Courtesy of Isobel Anthony
The Opera Theatre of Yale College will present their first show of the season, “Pigmalion,” on Friday and Saturday.
Pigmalion is a one-act opera that was originally written in 1748 by French composer Jean-Philippe Rameau. OTYC’s production of this opera will feature an all-female cast.
“With an orchestra and different dances, the whole point of the opera is just entertainment,” musical director Lucine Musaelian ’20 said. “Every time we play the last rondo, people are just partying and dancing — it’s really special.”
“Pigmalion” is an adaptation of a myth in Ovid’s Metamorphoses. It follows a character, Pigmalion, as he falls in love with a statue he creates. The opera explores how the statue comes to life and celebrates the love between Pigmalion and the statue.
OTYC chose this play during a pitch meeting last semester. Musaelian said the organization puts on a Baroque opera every year and explained that the organization’s members are interested in early music. She said that now is a great moment to put on “Pigmalion” because French Baroque opera is typically musically challenging, and most people in the club right now are well-equipped to perform it.
Director Isobel Anthony ’20 noted that opera is very physical and thus, difficult to master. The group could not simply pick shows they liked, Anthony said.
“You have to find a show that will work for the voices that you have,” Anthony said. “Undergraduate voices are underdeveloped and can only handle so much.”
Because the original opera incorporates ballet dancing, Anthony said that her stage direction “naturally translated into dance and movement.” To highlight this aspect, OTYC paired with the student-run dance company A Different Drum, Anthony said. She added that A Different Drum and OTYC share the vision of making “high level art” accessible to undergraduates.
According to Musaelian, it was important to study historically informed practices before making decisions for the production. She said the show’s music is simultaneously dramatic and deliberate.
“What’s special about French music at this time it that is has this cheeky aspect to it, yet it was performed in a royal setting which is proper and regal,” Musaelian said. “Because of that, it’s very florid and gestural and at the end of the day, all about dance — it shows this very beautiful, interesting part of French history.”
Lucy Ellis ’22, a chorus member in the production, said that unlike plays, operas allow her to turn off the part of her that is thinking about what she is doing and simply enjoy the music.

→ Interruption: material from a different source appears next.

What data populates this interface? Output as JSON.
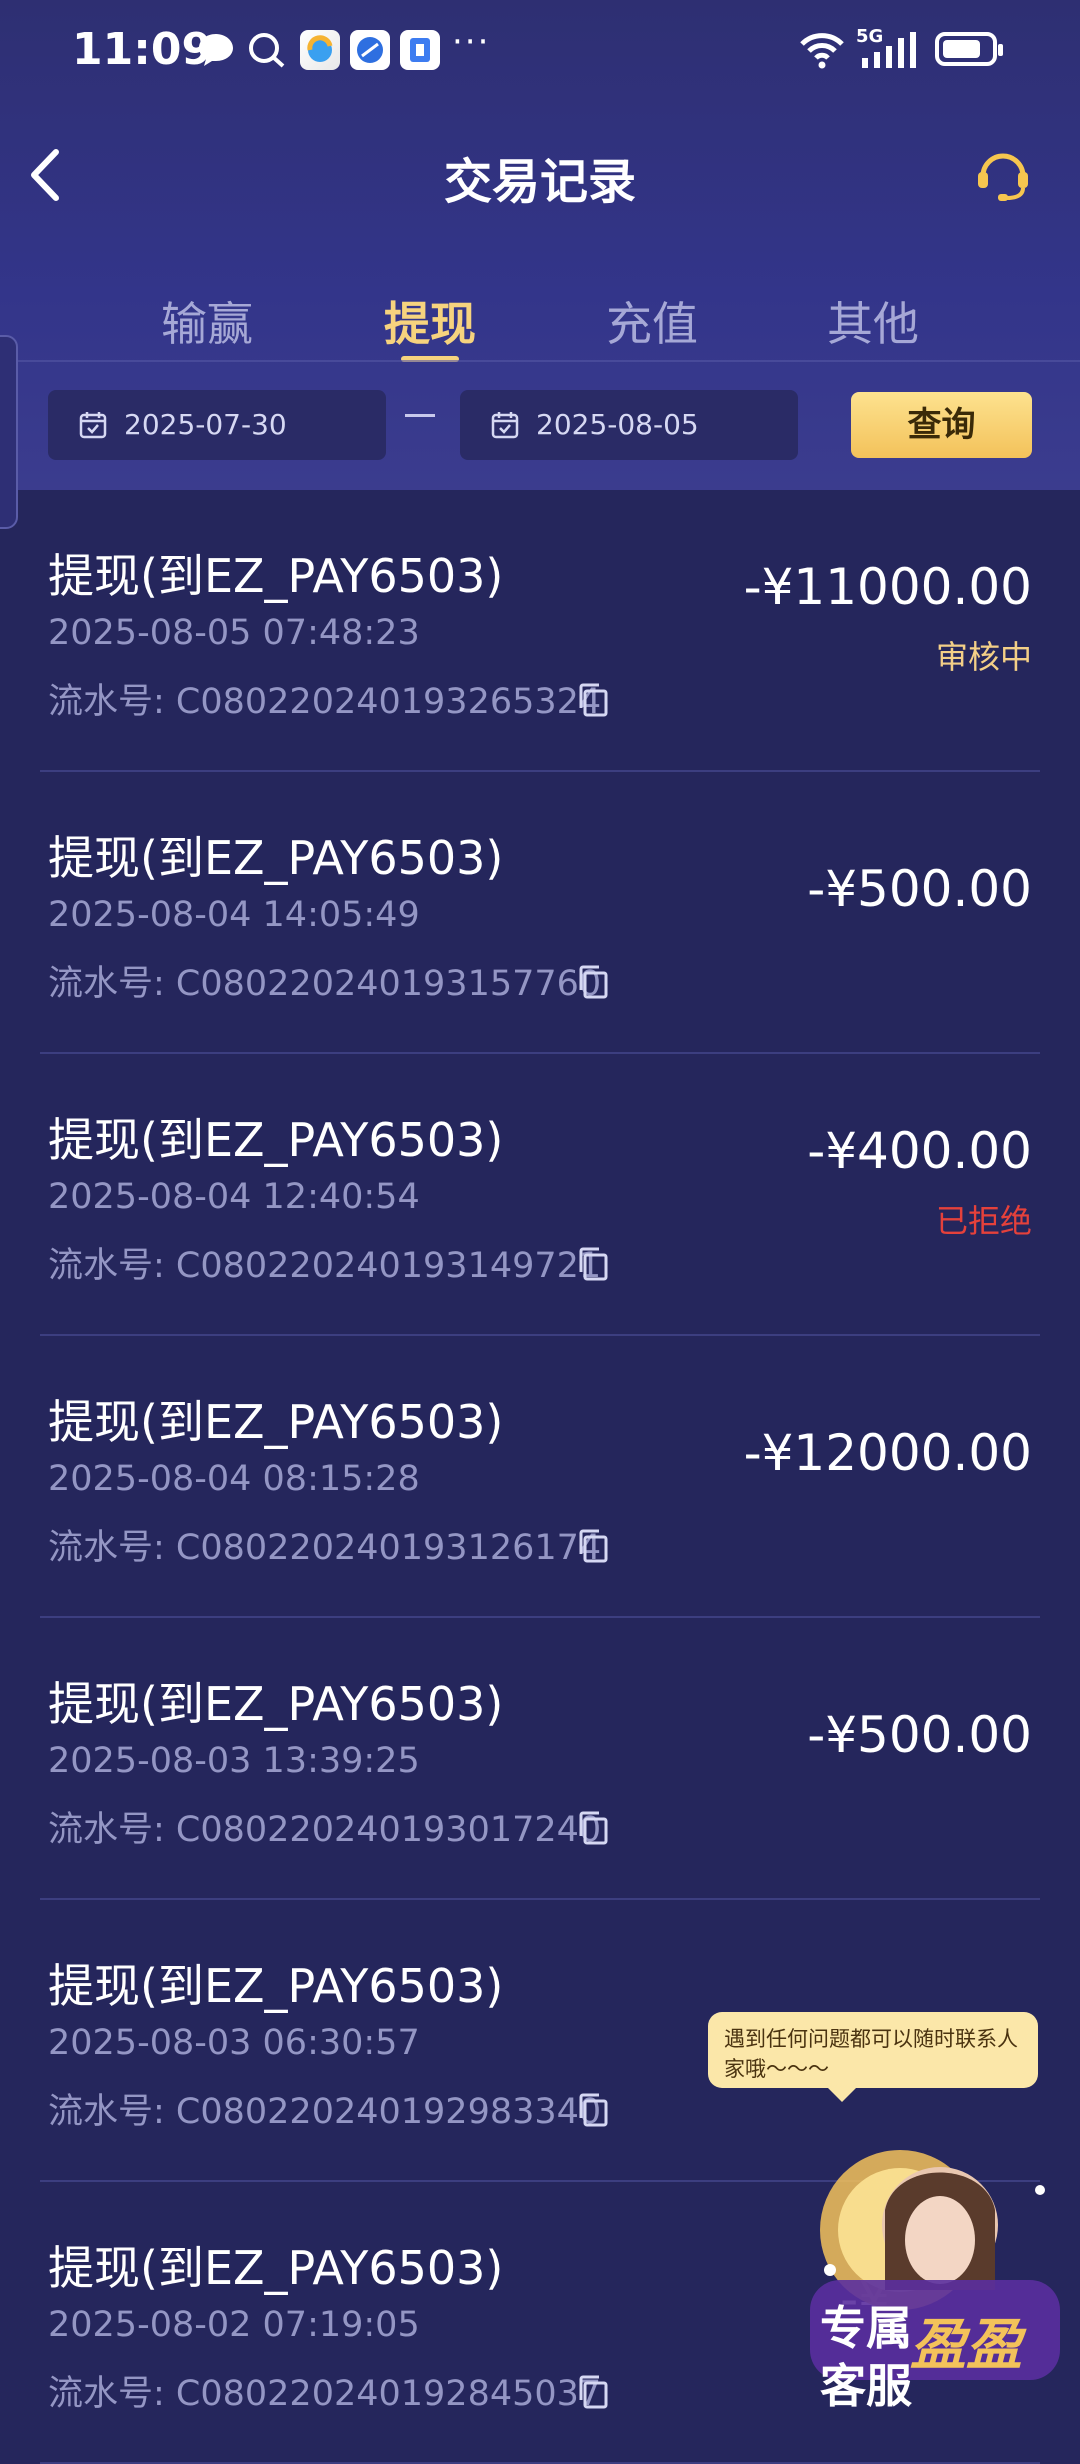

A mission of OTYC, according to Musaelian, is to make classical music and early opera more accessible. They do so by using subtitles, keeping performances short and making them as relevant to modern audiences as possible, Musaelian said.
Anthony said students are often less attracted to operas because of musical technicalities the genre requires. She hopes the audience will leave “Pigmalion” with a greater curiosity about the art form.
“[Opera] is the most incredible marriage of literature, poetry, music, acting, dance and visual art. I always think of it as one of the most complete art forms in that it encapsulates so many other forms,” Anthony said.
OTYC was founded in 1993. The organization is entirely student-run.